The farmers shared that during the pandemic, their fields were open to anyone who was hungry and needed food. When they heard that Good Food was sending produce to communities in need, they chipped in with excess produce as donations.

“It is about growing a community. It is really what we hope for,” said Charlene.

Fresh vegetables and a basket
Good Food Community facilitates the weekly delivery of fresh and in-season produce direct from the farmers. © Good Food Community

Before the pandemic, the team would organise a plant-based local community market called Good Food Sundays, as well as events such as familiarisation farm trips, community kitchens and talks highlighting the importance of food sovereignty. All these in-person events have been put on hold.

“We have to wake people up to the politics behind the food and that’s sort of become more important in the work now.

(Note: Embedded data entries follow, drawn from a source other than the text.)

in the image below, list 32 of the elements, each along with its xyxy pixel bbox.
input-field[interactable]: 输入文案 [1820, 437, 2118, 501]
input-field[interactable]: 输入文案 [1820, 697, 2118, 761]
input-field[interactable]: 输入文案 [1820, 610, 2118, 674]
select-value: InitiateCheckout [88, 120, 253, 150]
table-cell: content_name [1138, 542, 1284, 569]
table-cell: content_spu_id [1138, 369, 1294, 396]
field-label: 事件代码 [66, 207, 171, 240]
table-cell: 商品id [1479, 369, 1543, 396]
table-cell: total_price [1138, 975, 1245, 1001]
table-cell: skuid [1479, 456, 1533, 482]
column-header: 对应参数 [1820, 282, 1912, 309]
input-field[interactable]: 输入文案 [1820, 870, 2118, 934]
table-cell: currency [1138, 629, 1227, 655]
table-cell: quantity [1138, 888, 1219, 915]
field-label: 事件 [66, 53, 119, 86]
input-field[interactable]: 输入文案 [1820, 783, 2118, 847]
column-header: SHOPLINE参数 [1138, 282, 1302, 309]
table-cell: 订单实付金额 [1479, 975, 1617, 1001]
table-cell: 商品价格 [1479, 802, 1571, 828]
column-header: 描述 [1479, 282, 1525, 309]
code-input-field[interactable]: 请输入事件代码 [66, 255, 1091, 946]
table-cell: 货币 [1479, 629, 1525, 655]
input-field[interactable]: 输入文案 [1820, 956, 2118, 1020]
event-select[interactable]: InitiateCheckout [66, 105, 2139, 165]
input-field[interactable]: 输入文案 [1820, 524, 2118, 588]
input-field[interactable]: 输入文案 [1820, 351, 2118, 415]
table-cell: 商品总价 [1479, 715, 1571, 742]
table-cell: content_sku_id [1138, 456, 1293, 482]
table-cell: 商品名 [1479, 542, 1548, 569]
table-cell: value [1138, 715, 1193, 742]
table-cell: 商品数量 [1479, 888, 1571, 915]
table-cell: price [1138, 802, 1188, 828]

We can’t afford to hide behind the happy sustainable solutions,” said Charlene.

When asked what she found wrong with the current system, she chuckled.

“Big question,” she said before pointing out the limits of the planet’s natural resources and how the industrial nature of production is a major generator of greenhouse gases.

“Beyond health and social justice, it is also about renewing our resources, promoting ecological ways of farming and bringing nutrients back into the soil. It’s a regenerative mode of farming that we want to support. We can’t afford to be wasting or polluting,” she says.

“Socially, there’s the fact that people are still left hungry with the concentration of resources and power in the hands of a few, especially in our seeds. We need to find new and decentralised ways so that everyone can eat.”